Le long fleuve tranquille du département du Cher


Le nouveau président du CD 18, Jacques Fleury, a dévoilé les axes prioritaires qu’il souhaite suivre pour la durée de son mandat. Jeunesse, social, infrastructures routières, gestion de l’eau, font partie, entre autres, d’un large panel. Tout cela avec la volonté de mener le département de manière consensuelle dans un contexte budgétaire délicat.
Même si sa sensibilité accorde la priorité à l’humain, Jacques Fleury, élu à la présidence du Conseil départemental le 1er juillet dernier, n’en est pas moins un pragmatique. S’il souhaite que la plupart des décisions prises en Conseil départemental soient assorties de l’unanimité, il sait très bien que ce ne sera pas toujours le cas. « Il faut que le débat soit riche. » Avec 293 commissions, la machine est lourde et nécessite des prises de responsabilités. Par exemple, la volonté de son binôme, ex-candidate à la présidence, Véronique Fénoll, de poursuivre son travail au sein de celle liée au canal de Berry, est un signe que la gestion de ce patrimoine, et de l’eau en général est une des priorités de la majorité départementale. Le sujet est chaud avec un aménagement pour les vélos qui est de plus en plus de qualité, associé à un entretien des berges parfois problématique. « Il va falloir trouver une entente avec les communes », estime Jacques Fleury qui a déjà quelques idées en tête sur le sujet comme la possibilité pour le Département de prendre à son compte le nettoyage, avec une participation des communes. « La politique de l’eau est un gros dossier. Surtout, ses réserves. Il va falloir vraiment se pencher sur l’interconnexion des bassins pour les champs captants, par exemple. » Dans le même ordre d’idée, le président aimerait bien trouver des solutions acceptables par tous pour des marais de Bourges retrouvés.

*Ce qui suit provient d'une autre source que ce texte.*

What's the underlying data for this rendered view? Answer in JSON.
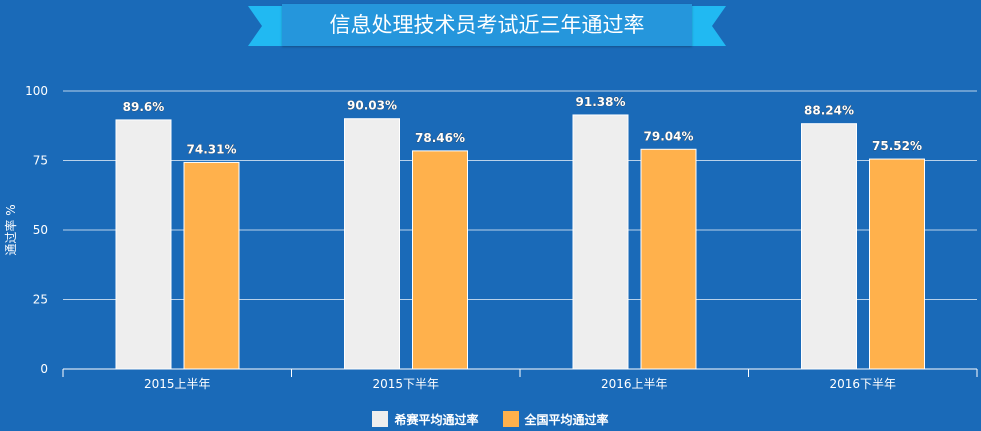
{
  "chart_data": {
    "type": "bar",
    "title": "信息处理技术员考试近三年通过率",
    "ylabel": "通过率 %",
    "categories": [
      "2015上半年",
      "2015下半年",
      "2016上半年",
      "2016下半年"
    ],
    "series": [
      {
        "name": "希赛平均通过率",
        "values": [
          89.6,
          90.03,
          91.38,
          88.24
        ],
        "labels": [
          "89.6%",
          "90.03%",
          "91.38%",
          "88.24%"
        ],
        "color": "#eeeeee"
      },
      {
        "name": "全国平均通过率",
        "values": [
          74.31,
          78.46,
          79.04,
          75.52
        ],
        "labels": [
          "74.31%",
          "78.46%",
          "79.04%",
          "75.52%"
        ],
        "color": "#ffb14c"
      }
    ],
    "ylim": [
      0,
      100
    ],
    "yticks": [
      "0",
      "25",
      "50",
      "75",
      "100"
    ],
    "grid": true,
    "legend_position": "bottom"
  },
  "colors": {
    "background": "#1a6ab8",
    "title_box": "#2596dc",
    "ribbon": "#21b9f2",
    "gridline": "#ffffff",
    "text": "#ffffff"
  }
}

Autre sujet important, la politique sociale qui doit « inclure toutes les catégories d’âges, et plus particulièrement les personnes en situation de handicap. » Si d’un côté est envisagé, pour une partie de la population, le déploiement d’une politique publique globale avec la création d’un comité départemental des jeunes ( type conseil municipal des jeunes) en partenariat avec l’Éducation nationale, ou encore la création d’un centre d’accueil d’urgence, ou encore poursuivre et enrichir la proposition de l’opération « mobilité-secours », les autres parties des habitants du Cher ne seront pas oubliées. Les problématiques liés à la recherche d’emploi pour les bénéficiaires du RSA, la mobilité entre autres, pour les personnes en situation de handicap aussi. La crise Covid a par ailleurs impacté ce secteur avec, pour l’heure, près de 10 000 allocataires du Revenu de solidarité active (RSA).

Rocade et sortie d’autoroute
En ce qui concerne les infrastructures routières, outre le maintien du réseau actuel, se greffe le chantier de la rocade nord-ouest de Bourges. Un sujet économiquement compliqué même si « en anticipant, nous avons, au Département, conservé une marge de manœuvre financière, même si les dépenses Covid sont chiffrées à 10 millions d’euros. » Afin de terminer les 7 kilomètres de contournement de Bourges, il manquerait de 5 à 8 millions d’euros … et aussi le déclassement de cette voie pour que les engins agricoles puissent y circuler. « On espère avoir fini en 2025 … Il aura fallu 25 ans, pour construire cette rocade ! Pour le moment il faut se mettre autour de la table pour trouver les derniers financements. C’est un dossier que je vais découvrir mais, très certainement, le Département, l’Agglomération devront remettre un peu d’argent, l’État aussi. Nous allons en discuter avec le préfet. ». Pour les accès autoroutiers, le Département est toujours en attente. « Cofiroute va lancer les études pour construire une bretelle de délestage (sur la sortie existante. NDLR), nous souhaiterions que ce soit accompagné d’une autre bonne nouvelle, celle d’un deuxième échangeur… » a évoqué Jacques Fleury avant de souligner que « nous allons entrer dans une période compliquée d’un point de vue financier pour les départements. »On peut comprendre la revalorisation de tous les métiers d’aides à domicile, des catégories C aussi, mais il faut avoir l’enveloppe. C’est le Département qui paye… « Il va falloir jouer serré. Nous n’avons pas de droit à l’erreur. Là comme sur d’importants dossiers comme le château de Culan ou la cathédrale de Jean-Linard. »
Ne pas se lancer dans des dépenses inconsidérées, tel sera donc le leitmotiv pour les prochains mois.